According to the brief, LGBTQ+ people of color are 38% more likely to be discriminated against than white LGBTQ+ individuals. They were twice as likely to experience verbal abuse when applying for a job and more than twice as likely to face prejudicial bias in interactions with police. Black LGBTQ+ people also suffered disproportionate levels of economic and food insecurity.
NBJC Executive Director David J. Johns called these figures “painful” in a statement timed to the report’s release.
“Statutory equality for LGBTQ+ people nationwide is a necessary foundation to remove the gaps in existing civil rights laws if we are to ever live up to our country’s founding promises of life, liberty, and the pursuit of happiness for all,” he said.
A large percentage of LGBTQ+ people live in southern U.S. states, a region that widely lacks inclusive nondiscrimination protections at the statewide level. Over half of Black LGBTQ+ Americans reside in the South, which has been hit hard by this year’s wave of anti-trans legislation. Of the 7 states that have passed laws this year limiting the participation of trans students in sports, all but one — Montana — sits below the Mason-Dixon Line.
Systemic discrimination has been proven to have negative mental health impacts on marginalized groups, which are only compounded by those experiencing intersecting marginalizations. This report further reinforces that trend, showing LGBTQ+ people of color experience much higher rates of suicidality than their white peers. LGBTQ+ Indigenous and Black youth reported particularly elevated levels of suicidal ideation, at 31% and 21% respectively, compared to 12% for white LGBTQ+ youth.
Black LGBTQ+ youth who reported having access to spaces that affirm their identities or at least one strong supportive relationship reported much lower rates of suicidality, however. Rates of suicidal thinking or behavior increased from 16% from 24% for those who did not have a healthy support network.
Researchers also found that suicide attempts by LGBTQ+ youth dropped 7% in states that legalized same-sex marriage,
Recent studies have affirmed the myriad challenges faced by queer and transgender people, especially during the COVID-19 pandemic. But while having supportive families and communities can have tangible impacts, so can discriminatory bills and policies: The report found a direct correlation between states with harsher anti-LGBTQ+ laws and poor mental health outcomes. The passage of religious refusal laws allowing LGBTQ+ people to be denied services and resources were linked to a 46% increase in mental distress for queer and trans people of color.
NCLR Executive Director Imani Rupert Gordon said these findings confirm “what we have known for a very long time,” namely that “the combination of racism and anti-LGBTQ discrimination has serious and long-lasting effects for the health and well-being of LGBTQ people of color.”

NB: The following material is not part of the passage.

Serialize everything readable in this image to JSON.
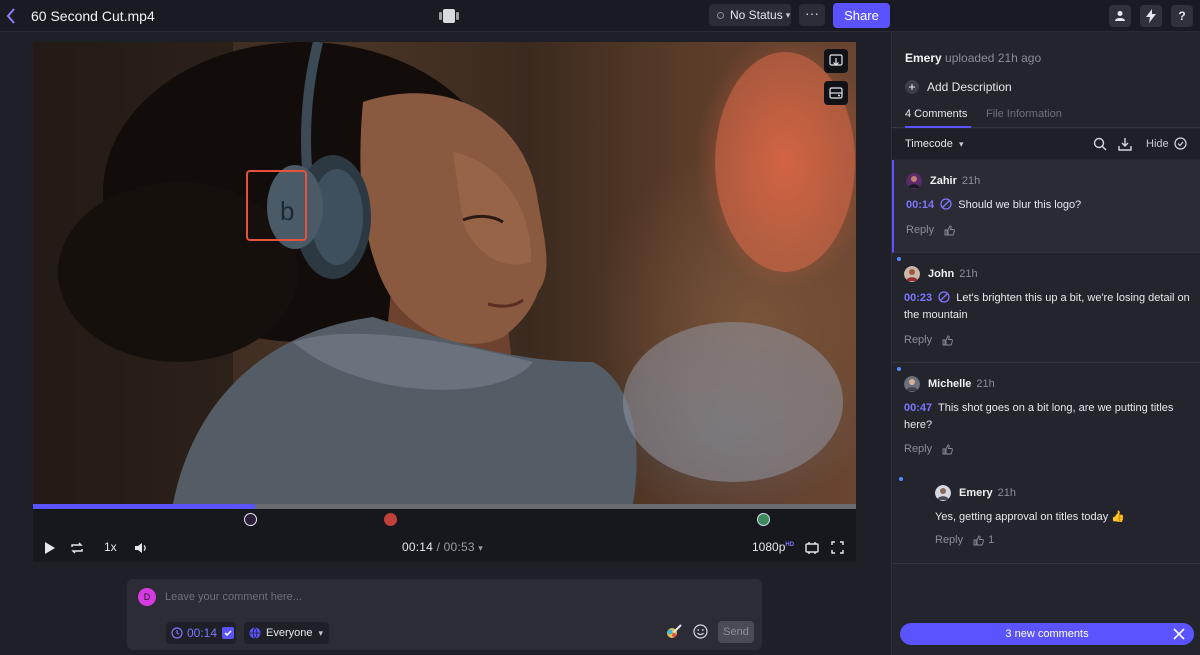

“This research highlights why federal non-discrimination protections are overdue and vital to protecting the most some of the most underrepresented and vulnerable members of our community,” Rupert-Gordon said in a statement. “Federal anti-discrimination protections are absolutely necessary in protecting and supporting all LGBTQ people, and this is especially true for LGBTQ people of color.”
The Equality Act, a federal bill that would legislate comprehensive protections for LGBTQ+ people in all walks of life, has stalled in Congress this year. After passing the House in February, it has been held up by Republican opposition in the Senate.